В Иоанне Шаховском мы видим теперь свидетеля Христовой правды, носителя определенного великого Божьего указания. Примерно такого же, как было дано девице о чудотворной иконе Казанской Божией Матери; примерно такое же, как было дано извещен о существовании иконы Божией Матери “Державная”. Во всяком случае, если бы человек утаил или вменил яко не бывшее это великое указание свыше, то он подвергся бы наказанию раба ленивого и лукавого, который зарыл талант.

Естественно, Иоанн Шаховской совершенно не хотел, чтобы его рассекли и подвергли одной участи с неверными. Он начинает слушать лекции в Богословском институте в Париже. Как он потом объяснял, что после этого явления шло “докапывание во мне до своего внутреннего человека”, до самого себя.

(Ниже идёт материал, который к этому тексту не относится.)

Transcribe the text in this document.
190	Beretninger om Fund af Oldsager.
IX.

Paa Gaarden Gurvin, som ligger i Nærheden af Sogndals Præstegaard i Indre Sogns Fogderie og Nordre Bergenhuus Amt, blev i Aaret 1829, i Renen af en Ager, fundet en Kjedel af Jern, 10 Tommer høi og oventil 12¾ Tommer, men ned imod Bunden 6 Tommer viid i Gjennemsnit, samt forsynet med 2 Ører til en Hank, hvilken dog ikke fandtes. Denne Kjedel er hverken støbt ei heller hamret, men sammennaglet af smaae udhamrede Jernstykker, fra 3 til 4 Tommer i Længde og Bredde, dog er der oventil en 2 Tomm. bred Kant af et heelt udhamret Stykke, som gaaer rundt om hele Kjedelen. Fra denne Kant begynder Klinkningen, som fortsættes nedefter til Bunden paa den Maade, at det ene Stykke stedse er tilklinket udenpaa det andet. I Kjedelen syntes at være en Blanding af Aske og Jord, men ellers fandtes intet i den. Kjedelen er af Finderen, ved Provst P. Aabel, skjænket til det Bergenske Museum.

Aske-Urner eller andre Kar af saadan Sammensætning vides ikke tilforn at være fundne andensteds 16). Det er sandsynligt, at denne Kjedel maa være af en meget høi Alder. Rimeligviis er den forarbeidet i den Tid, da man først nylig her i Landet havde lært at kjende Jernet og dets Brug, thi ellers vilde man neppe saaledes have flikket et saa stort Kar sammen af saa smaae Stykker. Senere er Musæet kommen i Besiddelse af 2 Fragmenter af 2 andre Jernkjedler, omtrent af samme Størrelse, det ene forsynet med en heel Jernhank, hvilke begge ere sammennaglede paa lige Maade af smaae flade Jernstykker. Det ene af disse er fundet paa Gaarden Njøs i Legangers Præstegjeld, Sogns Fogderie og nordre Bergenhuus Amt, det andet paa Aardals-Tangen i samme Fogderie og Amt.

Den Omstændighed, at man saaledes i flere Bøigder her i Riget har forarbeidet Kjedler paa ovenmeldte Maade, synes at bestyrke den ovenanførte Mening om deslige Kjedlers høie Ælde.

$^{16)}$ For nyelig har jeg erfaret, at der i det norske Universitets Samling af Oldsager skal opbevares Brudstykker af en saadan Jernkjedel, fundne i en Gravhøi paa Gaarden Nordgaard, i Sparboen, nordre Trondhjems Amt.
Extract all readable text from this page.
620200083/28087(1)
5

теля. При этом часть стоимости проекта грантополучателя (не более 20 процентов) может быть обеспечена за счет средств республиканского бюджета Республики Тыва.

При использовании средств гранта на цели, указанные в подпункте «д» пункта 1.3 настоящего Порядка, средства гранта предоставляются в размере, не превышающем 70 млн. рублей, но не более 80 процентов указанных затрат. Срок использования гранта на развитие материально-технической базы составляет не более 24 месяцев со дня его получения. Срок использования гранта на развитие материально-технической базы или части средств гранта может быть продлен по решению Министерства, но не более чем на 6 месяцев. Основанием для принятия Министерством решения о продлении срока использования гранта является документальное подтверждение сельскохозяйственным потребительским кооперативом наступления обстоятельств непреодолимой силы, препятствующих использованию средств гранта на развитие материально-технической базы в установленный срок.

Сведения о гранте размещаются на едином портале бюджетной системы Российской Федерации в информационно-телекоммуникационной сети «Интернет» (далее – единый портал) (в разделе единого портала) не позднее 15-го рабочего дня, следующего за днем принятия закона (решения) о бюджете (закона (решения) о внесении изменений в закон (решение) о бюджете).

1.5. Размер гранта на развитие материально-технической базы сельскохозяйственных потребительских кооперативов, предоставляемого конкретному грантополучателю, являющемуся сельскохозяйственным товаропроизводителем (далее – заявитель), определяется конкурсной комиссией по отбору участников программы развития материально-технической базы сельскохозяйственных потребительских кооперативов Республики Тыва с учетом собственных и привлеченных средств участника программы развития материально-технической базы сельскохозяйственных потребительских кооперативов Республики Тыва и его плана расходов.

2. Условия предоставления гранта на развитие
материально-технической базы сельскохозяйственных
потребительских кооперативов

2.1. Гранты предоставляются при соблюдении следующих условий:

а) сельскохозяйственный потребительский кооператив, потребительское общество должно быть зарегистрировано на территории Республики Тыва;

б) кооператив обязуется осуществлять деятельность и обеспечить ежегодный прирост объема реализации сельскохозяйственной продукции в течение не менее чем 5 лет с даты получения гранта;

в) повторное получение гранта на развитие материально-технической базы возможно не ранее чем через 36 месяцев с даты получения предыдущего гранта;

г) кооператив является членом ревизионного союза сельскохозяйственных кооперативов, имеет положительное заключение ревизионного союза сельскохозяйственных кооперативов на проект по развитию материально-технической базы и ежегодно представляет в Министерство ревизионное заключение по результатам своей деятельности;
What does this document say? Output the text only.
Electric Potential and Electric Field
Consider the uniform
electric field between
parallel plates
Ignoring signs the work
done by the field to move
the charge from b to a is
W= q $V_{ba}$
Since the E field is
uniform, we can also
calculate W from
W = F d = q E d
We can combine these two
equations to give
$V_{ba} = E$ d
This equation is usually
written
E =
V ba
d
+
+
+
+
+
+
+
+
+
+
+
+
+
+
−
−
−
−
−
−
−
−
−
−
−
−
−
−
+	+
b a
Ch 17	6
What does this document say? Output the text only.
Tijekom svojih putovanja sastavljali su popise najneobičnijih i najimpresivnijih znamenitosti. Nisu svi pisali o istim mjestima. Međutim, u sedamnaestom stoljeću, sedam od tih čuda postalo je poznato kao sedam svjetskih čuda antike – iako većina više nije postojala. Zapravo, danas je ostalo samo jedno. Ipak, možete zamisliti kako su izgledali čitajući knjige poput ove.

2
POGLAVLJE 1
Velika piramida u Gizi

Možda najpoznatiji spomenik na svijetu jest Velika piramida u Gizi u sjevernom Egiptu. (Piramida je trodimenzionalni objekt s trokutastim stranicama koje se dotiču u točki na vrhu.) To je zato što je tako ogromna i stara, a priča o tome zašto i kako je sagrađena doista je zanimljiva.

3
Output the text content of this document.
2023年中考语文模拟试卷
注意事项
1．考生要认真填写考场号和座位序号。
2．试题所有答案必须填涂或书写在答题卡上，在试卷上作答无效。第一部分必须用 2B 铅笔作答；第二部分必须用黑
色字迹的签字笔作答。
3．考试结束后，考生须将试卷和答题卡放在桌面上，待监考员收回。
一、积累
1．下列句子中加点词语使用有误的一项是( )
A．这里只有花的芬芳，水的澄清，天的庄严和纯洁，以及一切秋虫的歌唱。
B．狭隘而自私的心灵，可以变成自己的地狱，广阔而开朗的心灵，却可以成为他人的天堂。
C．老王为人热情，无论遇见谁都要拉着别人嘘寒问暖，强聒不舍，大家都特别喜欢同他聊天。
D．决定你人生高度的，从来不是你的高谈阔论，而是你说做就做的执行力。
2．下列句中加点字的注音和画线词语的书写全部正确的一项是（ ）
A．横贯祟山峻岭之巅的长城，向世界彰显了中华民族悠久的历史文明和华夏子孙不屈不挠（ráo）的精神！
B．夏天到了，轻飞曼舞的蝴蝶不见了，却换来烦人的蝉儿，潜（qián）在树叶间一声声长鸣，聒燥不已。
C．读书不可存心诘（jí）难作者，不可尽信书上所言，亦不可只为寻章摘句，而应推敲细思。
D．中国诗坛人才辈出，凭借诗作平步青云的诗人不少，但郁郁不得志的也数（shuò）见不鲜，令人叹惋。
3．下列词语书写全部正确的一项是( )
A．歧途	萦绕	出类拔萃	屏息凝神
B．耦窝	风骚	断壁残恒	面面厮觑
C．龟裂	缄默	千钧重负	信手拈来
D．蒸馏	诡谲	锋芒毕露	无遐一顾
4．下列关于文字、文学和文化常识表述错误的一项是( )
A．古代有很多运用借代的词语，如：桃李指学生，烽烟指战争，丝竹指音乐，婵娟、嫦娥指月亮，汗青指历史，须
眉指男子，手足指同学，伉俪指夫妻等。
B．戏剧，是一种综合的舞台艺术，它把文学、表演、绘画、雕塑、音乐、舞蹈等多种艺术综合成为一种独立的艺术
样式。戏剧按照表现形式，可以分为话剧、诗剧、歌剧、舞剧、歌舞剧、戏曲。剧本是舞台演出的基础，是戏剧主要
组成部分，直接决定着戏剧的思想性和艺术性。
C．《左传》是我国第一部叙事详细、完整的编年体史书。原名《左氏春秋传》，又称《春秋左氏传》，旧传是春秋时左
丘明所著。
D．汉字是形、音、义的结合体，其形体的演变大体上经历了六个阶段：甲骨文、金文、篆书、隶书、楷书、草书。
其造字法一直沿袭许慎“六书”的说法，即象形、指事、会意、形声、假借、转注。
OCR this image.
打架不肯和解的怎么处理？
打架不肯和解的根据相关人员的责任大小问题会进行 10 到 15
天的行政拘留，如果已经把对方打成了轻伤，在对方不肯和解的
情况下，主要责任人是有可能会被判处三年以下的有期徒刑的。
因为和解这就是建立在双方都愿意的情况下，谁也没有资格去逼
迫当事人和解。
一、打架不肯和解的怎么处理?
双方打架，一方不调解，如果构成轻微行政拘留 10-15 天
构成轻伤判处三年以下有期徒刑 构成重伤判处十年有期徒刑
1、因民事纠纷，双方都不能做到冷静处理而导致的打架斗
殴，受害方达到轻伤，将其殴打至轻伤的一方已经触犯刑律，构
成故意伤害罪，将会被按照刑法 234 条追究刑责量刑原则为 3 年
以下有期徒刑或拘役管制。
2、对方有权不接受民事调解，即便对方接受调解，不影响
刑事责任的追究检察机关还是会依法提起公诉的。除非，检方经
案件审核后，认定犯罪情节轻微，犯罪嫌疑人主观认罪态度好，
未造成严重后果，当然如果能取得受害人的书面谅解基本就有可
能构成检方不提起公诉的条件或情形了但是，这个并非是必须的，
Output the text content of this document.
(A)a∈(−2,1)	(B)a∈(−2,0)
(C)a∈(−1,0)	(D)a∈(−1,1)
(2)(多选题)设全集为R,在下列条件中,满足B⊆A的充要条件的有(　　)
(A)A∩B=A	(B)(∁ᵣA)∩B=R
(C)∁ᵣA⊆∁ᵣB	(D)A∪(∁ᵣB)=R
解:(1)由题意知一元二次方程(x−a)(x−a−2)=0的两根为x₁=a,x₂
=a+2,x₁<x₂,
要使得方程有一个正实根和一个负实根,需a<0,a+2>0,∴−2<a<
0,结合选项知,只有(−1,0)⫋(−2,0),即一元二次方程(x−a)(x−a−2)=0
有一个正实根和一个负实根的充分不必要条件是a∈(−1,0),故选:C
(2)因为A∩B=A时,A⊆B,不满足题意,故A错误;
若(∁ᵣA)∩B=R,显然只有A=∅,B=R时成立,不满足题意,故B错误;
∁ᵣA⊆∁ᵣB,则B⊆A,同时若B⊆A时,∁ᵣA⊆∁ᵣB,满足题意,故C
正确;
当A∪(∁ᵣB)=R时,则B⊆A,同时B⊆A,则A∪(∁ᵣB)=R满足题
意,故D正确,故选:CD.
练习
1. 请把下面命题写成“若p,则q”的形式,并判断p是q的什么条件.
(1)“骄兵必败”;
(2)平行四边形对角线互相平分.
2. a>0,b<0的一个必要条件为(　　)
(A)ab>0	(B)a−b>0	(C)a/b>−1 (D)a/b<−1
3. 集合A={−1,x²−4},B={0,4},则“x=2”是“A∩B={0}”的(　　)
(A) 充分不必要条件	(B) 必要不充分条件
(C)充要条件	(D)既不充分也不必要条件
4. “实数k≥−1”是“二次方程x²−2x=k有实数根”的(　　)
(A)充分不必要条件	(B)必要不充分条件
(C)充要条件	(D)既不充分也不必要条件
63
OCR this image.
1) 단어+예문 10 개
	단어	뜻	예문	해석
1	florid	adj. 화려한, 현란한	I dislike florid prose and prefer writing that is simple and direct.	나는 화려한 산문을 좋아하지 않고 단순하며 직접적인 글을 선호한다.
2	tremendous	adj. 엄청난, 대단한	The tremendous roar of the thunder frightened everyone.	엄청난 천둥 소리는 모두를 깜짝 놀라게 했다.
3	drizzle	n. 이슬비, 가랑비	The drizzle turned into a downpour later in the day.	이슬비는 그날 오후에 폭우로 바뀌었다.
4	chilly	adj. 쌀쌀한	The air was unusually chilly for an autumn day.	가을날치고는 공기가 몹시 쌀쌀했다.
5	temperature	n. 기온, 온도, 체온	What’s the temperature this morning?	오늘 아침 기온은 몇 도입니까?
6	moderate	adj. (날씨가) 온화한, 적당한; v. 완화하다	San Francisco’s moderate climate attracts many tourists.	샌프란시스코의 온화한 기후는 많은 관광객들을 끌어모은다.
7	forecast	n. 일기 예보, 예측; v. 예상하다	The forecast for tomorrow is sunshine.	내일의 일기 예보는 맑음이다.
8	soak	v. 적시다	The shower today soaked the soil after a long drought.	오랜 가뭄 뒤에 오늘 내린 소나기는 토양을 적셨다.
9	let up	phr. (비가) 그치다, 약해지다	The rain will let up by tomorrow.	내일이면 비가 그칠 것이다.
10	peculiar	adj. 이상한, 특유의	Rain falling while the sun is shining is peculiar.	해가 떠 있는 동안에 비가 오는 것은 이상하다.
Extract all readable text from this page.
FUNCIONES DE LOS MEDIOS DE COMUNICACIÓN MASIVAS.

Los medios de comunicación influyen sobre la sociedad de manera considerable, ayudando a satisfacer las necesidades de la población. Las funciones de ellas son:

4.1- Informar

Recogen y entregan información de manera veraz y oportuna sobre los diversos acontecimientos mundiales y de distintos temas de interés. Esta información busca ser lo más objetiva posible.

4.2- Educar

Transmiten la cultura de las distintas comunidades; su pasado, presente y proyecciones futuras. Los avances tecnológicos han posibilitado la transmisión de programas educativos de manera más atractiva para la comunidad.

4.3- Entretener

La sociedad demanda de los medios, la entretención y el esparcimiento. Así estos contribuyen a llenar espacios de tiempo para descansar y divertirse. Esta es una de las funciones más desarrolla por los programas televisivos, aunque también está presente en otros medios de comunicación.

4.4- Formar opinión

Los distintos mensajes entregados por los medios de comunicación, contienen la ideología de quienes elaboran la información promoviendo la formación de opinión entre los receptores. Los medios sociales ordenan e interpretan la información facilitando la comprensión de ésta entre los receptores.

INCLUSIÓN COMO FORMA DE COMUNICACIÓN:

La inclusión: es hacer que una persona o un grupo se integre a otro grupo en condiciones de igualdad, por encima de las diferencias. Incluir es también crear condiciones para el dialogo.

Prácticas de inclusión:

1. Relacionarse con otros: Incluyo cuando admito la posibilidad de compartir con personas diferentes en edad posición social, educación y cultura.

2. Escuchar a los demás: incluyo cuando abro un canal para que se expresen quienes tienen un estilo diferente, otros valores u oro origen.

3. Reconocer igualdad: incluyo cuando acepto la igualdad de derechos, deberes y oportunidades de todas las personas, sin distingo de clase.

По-настоящему этого мало, по-настоящему можно называть гораздо прямее и точнее – это шло (ощупью, в полу‑слепую) выискивание своего пути во Христе.

Следующее указание Иоанн Шаховской получил от своего нового духовника Вениамина Федченкова – уже не епископа Белой армии, который в 1923-м году сложил с себя эти полномочия и особым посланием простился с паствой.

Так как в это время еще не было раскола между Антонием и Евлогием, то Вениамин Федченков подчиняется то тому, то другому, в зависимости от места нахождения. Экзарх западных приходов – Евлогий, и поэтому при организации Богословского института в Париже естественно, что он приглашает и преподавателей и назначает декана – Сергия Булгакова. Туда же был приглашен и Вениамин Федченков в качестве инспектора.

Когда Шаховской, тогда Дмитрий Алексеевич, попробовал вторично уклониться от Божьих путей (а ему хлопотали командировку в Бельгийское Конго), то он получил от своего духовника строгий запрет. Ему было прямо написано, что – “уважаемый Дмитрий Алексеевич, это не Ваш путь. Ваш путь – это монашеский постриг и духовная академия” (так он называл Богословский институт в Париже).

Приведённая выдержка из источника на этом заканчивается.